• Lvxferre@lemmy.ml
    link
    fedilink
    English
    arrow-up
    4
    ·
    edit-2
    1 year ago

    Machine text generation is such a cool concept, that I’m often talking about it. However I sound like a broken record when stating again the obvious:

    LLMs can’t self-correct in reasoning tasks for the same reason as pigs can’t self-correct in flying tasks. Saying that a LLM “reasons” is at the best metaphorical, and misleading; it’s likely able to handle primitive logic and not much else.

    This picture is specially facepalm-worthy:

    Focus on what is being implied to be medical conditions that are making the patient sick there. It’s a bag of four completely different things:

    • Hallucinations: a natural part of the output of those models.
    • Unfaithful reasoning: unreasonable expectation that Mr. Piggy will fly.
    • Flawed “codes” [SIC]: actual issues with the software, that can be addressed by recoding parts of it.
    • “Toxic” [whatever this means] “contents” [SIC]: moral issues with the output.

    The rest of the cycle might as well have been generated in a lorem ipsum generator, a LLM bot (eh) or by a kettle of buzzword-vomiting advertisers.
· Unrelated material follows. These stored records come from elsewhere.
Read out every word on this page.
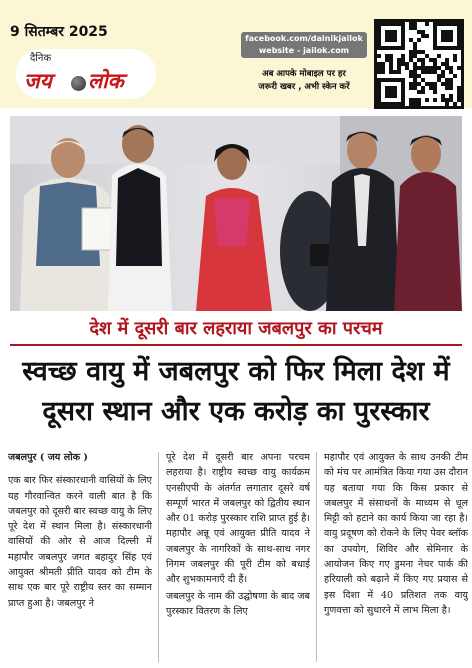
9 सितम्बर 2025
दैनिक
जय लोक
facebook.com/dainikjailok
website - jailok.com
अब आपके मोबाइल पर हर
जरूरी खबर , अभी स्केन करें
देश में दूसरी बार लहराया जबलपुर का परचम
स्वच्छ वायु में जबलपुर को फिर मिला देश में दूसरा स्थान और एक करोड़ का पुरस्कार
जबलपुर ( जय लोक )

एक बार फिर संस्कारधानी वासियों के लिए यह गौरवान्वित करने वाली बात है कि जबलपुर को दूसरी बार स्वच्छ वायु के लिए पूरे देश में स्थान मिला है। संस्कारधानी वासियों की ओर से आज दिल्ली में महापौर जबलपुर जगत बहादुर सिंह एवं आयुक्त श्रीमती प्रीति यादव को टीम के साथ एक बार पूरे राष्ट्रीय स्तर का सम्मान प्राप्त हुआ है। जबलपुर ने

पूरे देश में दूसरी बार अपना परचम लहराया है। राष्ट्रीय स्वच्छ वायु कार्यक्रम एनसीएपी के अंतर्गत लगातार दूसरे वर्ष सम्पूर्ण भारत में जबलपुर को द्वितीय स्थान और 01 करोड़ पुरस्कार राशि प्राप्त हुई है। महापौर अन्नू एवं आयुक्त प्रीति यादव ने जबलपुर के नागरिकों के साथ-साथ नगर निगम जबलपुर की पूरी टीम को बधाई और शुभकामनाएँ दी हैं।

जबलपुर के नाम की उद्घोषणा के बाद जब पुरस्कार वितरण के लिए

महापौर एवं आयुक्त के साथ उनकी टीम को मंच पर आमंत्रित किया गया उस दौरान यह बताया गया कि किस प्रकार से जबलपुर में संसाधनों के माध्यम से धूल मिट्टी को हटाने का कार्य किया जा रहा है। वायु प्रदूषण को रोकने के लिए पेवर ब्लॉक का उपयोग, शिविर और सेमिनार के आयोजन किए गए डुमना नेचर पार्क की हरियाली को बढ़ाने में किए गए प्रयास से इस दिशा में 40 प्रतिशत तक वायु गुणवत्ता को सुधारने में लाभ मिला है।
    LLM self-correction errors In many cases, intrinsic self-correction causes models to switch from the right answer to the wrong answer

    “Self-correction” is extra steps for feeding the bot with its own output. Of course it’ll go rogue.

    “Rather than labeling the multi-agent debate as a form of “debate” or “critique”, it is more appropriate to perceive it as a means to achieve “consistency” across multiple model generations,” the researchers write.

    Or rather as “culling”. The bots are culling the atypical answers. Except that, given that there are plenty ways for something to be wrong and only one to be right, the likelihood that the correct answer is among the atypical ones is huge.


    And as usual the comments in HN make me glad that this Lemmy comm exists. HN has great topics but inane comments.